Portrait of Sadako Sasaki

Like the extract above, the whole book is very impressive. Sadako Sasaki is a little girl who lived in Japan from 1943 to 1955. She was two years old and living in Hiroshima with her family when US Air Force dropped an atom bomb on the city in an attempt to end World War II in 1945. Ten years later, she died from leukemia which she developed as a result of radiation from the bomb. Six hundred and fourty-four was the last paper crane before she went to sleep forever.

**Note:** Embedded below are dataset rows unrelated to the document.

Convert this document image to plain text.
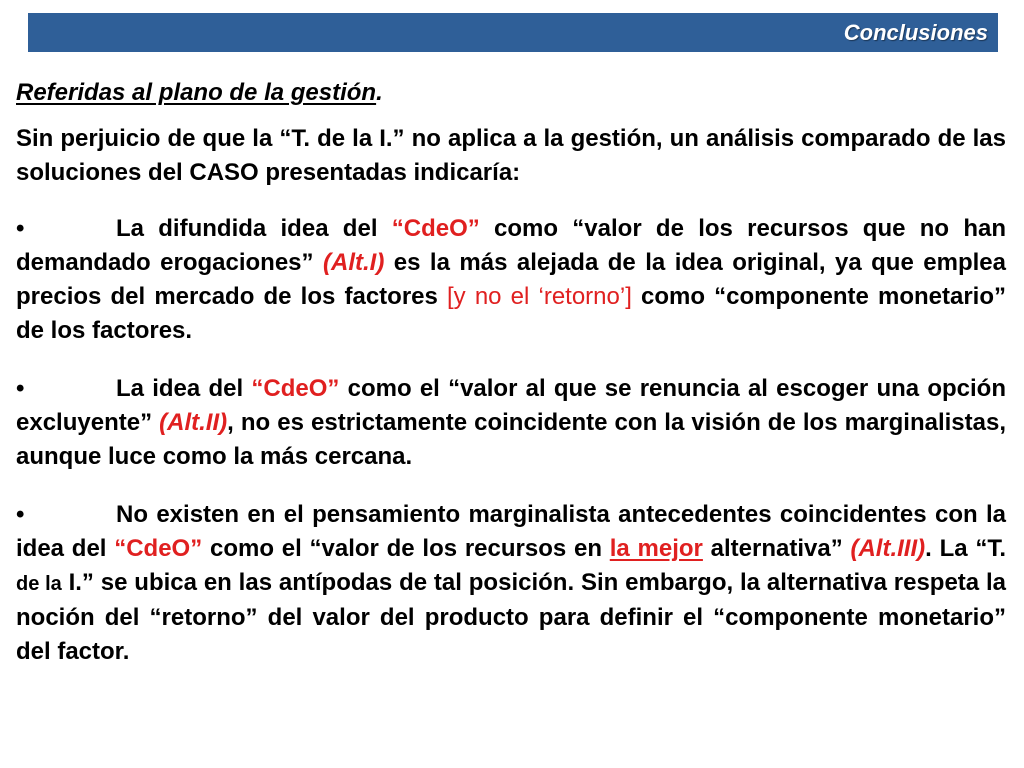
Conclusiones
Referidas al plano de la gestión.

Sin perjuicio de que la “T. de la I.” no aplica a la gestión, un análisis comparado de las soluciones del CASO presentadas indicaría:

•	La difundida idea del “CdeO” como “valor de los recursos que no han demandado erogaciones” (Alt.I) es la más alejada de la idea original, ya que emplea precios del mercado de los factores [y no el ‘retorno’] como “componente monetario” de los factores.

•	La idea del “CdeO” como el “valor al que se renuncia al escoger una opción excluyente” (Alt.II), no es estrictamente coincidente con la visión de los marginalistas, aunque luce como la más cercana.

•	No existen en el pensamiento marginalista antecedentes coincidentes con la idea del “CdeO” como el “valor de los recursos en la mejor alternativa” (Alt.III). La “T. de la I.” se ubica en las antípodas de tal posición. Sin embargo, la alternativa respeta la noción del “retorno” del valor del producto para definir el “componente monetario” del factor.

Her classmates folded 356 cranes so that 1,000 were buried with Sadako. After the funeral, Sadako’s classmates collected Sadako’s letters and her journal and published them in a book. They called it “Kokeshi” which was the name of the Sadako’s doll they had given to Sadako while she was in hospital. The book was sent around Japan and soon everyone knew about Sadako and her thousand paper cranes. In 1958 a statue was unveiled in the Hiroshima Peace Park. There is Sadako, standing on top of a granite mountain of paradise. She is holding a golden crane in outstretched hands. A Folded Crane Club was organized in her honor. Members still place thousands of paper cranes beneath Sadako’s statue on August 6 – Peace Day. They make a wish, too. Their wish is engraved on the base of the statue: “This is our cry; This is our prayer; Peace in the world!”

The author of the book is as interesting as the book. Eleanor Coerr, the author of Sadako and the Thousand Paper Cranes, was born in Canada. Her fascination with Japan began when as a child she received a book about Japan one Christmas. Eleanor began her professional life as a reportor and editor. Luckily she traveled to Japan in 1949 as a journalist since none of the other staff wanted to go to a country devastated by war. To learn Japanese, Eleanor lived in Japan for almost a year. Her most difficult trip was to Hiroshima as she was shocked by the horrible destruction by one atom bomb. In 1963 Eleanor revisited Hiroshima and saw the statue of Sadako in the Hiroshima Peace Park. She was very much impressed by the stories she heard about Sadako. Eleanor was inspired to find a copy Kokeshi, Sadako’s autobiography. Years passed but she couldn’t find a copy until she met a missionary who lived in Hiroshima all through the war. When she had the original Kokeshi, Eleanor rushed to translate it properly and began writing “Sadako and the Thousand Paper Cranes”. The book was first published in 1977 and has been translated into many languages. It has become a more powerful way of saying more than two hundred thousand people died in Hiroshima and Nagasaki. The story continues to inspire millions for lasting peace in the world.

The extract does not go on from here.